Russlandversteher der realistischen Schule bemühen weder moralische noch historische Argumente, um die Einverleibung der Krim zurechtzureden. Sie führen weder den Schutz der russischen Mehrheit noch das hohe Gut der Friedfertigkeit ins Feld, auch nicht die älteren Besitzrechte an der Halbinsel, die Moskau vor 60 Jahren verschenkt hatte.

Die Realpolitiker unter den Russlandbefürwortern reden kühl über Handelsströme, Deutschlands Abhängigkeit vom russischen Erdgas, die "Spirale der Eskalation", die keinesfalls in Gang gesetzt werden dürfe. Zudem sei es nicht in Europas Interesse, Russland durch scharfe Sanktionen zu schwächen, wie der Sprecher des Ostausschusses der deutschen Wirtschaft meint. Ironiker dürfen daraus schließen, dass ein kräftiges, zupackendes Russland gut für Europa sei.

Eine Frage, die gerade unsentimentale Realpolitiker bedenken müssten, gerät dabei aus dem Blickfeld: Was sind die Weiterungen für die europäische, ja globale Sicherheit? Zur Beantwortung müssen wir ein wenig ausholen.
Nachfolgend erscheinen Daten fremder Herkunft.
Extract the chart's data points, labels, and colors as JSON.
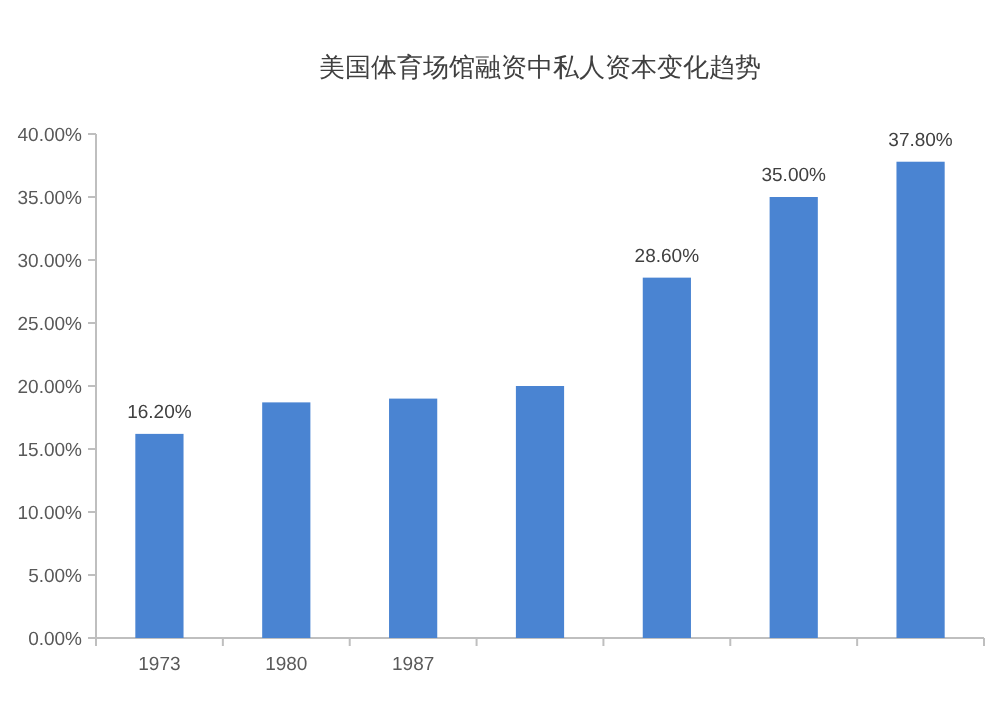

Am 1. Juni 1996 geschah Unglaubliches: Die drittgrößte Atommacht auf Erden, nämlich die Ukraine, schickte den letzten ihrer strategischen Sprengköpfe zur Demontage nach Russland. Von 1.900 auf null – ganz friedlich und mehr oder minder freiwillig, machte doch auch Washington steten Druck. Aber nicht ohne Gegenleistung. Im Austausch für die Selbstentmachtung erhielt Kiew 1994 das Budapester Memorandum über Sicherheitszusagen, das Barack Obama 2009 noch einmal bestätigen sollte. Dergestalt verpflichteten sich Amerika, Russland und Großbritannien,

  • die territoriale Unversehrtheit und politische Unabhängigkeit der Ukraine weder durch Gewalt, noch durch deren Androhung zu verletzen,
  • keinen wirtschaftlichen Zwang auszuüben,
  • auf jegliche militärische Besetzung zu verzichten und
  • solche keinesfalls anzuerkennen.

Die Krim-Annexion ist genau der Fall, den das Budapester Memorandum abwenden sollte: Einmarsch und wirtschaftlicher Zwang. Jetzt dürfen sich die Völkerrechtler über den feinen Unterschied zwischen "Garantien" und "Zusagen" streiten. Fakt aber bleibt: Moskau hat sich vor zehn Jahren zu einer Regelung verpflichtet, die es im März selber gebrochen hat. Annehmen darf man: Die Ukraine hätte ihre Atomwaffen ohne diese Garantie/Zusage nicht herausgerückt. Oder nicht alle, wollte doch der damalige Premier Leonid Kuchma wenigstens vier Dutzend Langstreckenraketen behalten.

Es gab einiges herauszurücken:

  • 130 strategische Atomraketen vom Typ SS-19 (die nicht mehr ganz frisch waren)
  • 46 SS-24-Raketen auf dem Stand der Technik
  • 39 Langstreckenbomber
  • 1.080 Langstrecken-Marschflugkörper
  • Hunderte von taktischen Atomwaffen

Es war dieser Verzicht, ein einzigartiger Fall von Selbstentwaffnung, nicht einmal vergleichbar mit Südafrika, das vielleicht eine Handvoll Kernwaffen aufgegeben hatte. Was das Kiewer Beispiel mit "Russlandverständnis" zu tun hat? Denken wir an Nordkorea, das die Bombe schon hat, und an den Iran, der sehr weit auf dem Weg fortgeschritten ist.

Allein ein paar primitive Atomwaffen oder die Kurz-davor-Fähigkeit, sie herzustellen, verschaffen Pjöngjang und Teheran ein Maß an Respekt, den die bedrängte, verarmte Ukraine jetzt gut brauchen könnte. Weiter gedacht: Keine Atommacht ist je von einer anderen angegriffen oder besetzt worden. Länder, die auf dem Wege zur Bombe sind, werden den Fall Ukraine jetzt sehr aufmerksam analysieren, zumal den Wert von Garantien, wenn die einem Schirm gleichen, der im Regen eingeklappt wird.

Man sieht also: Es geht nicht nur um harte Exportinteressen, Erdgas oder Entspannung als Prinzip. Richtige Realisten würden an die strategischen Weiterungen denken – und zwar im eigenen langfristigen Interesse. Die Einverleibung der Krim, flankiert von wirtschaftlichem und militärischem Druck auf das ganze Land, hat der Sache der atomaren Nichtverbreitung einen historischen Schlag verpasst.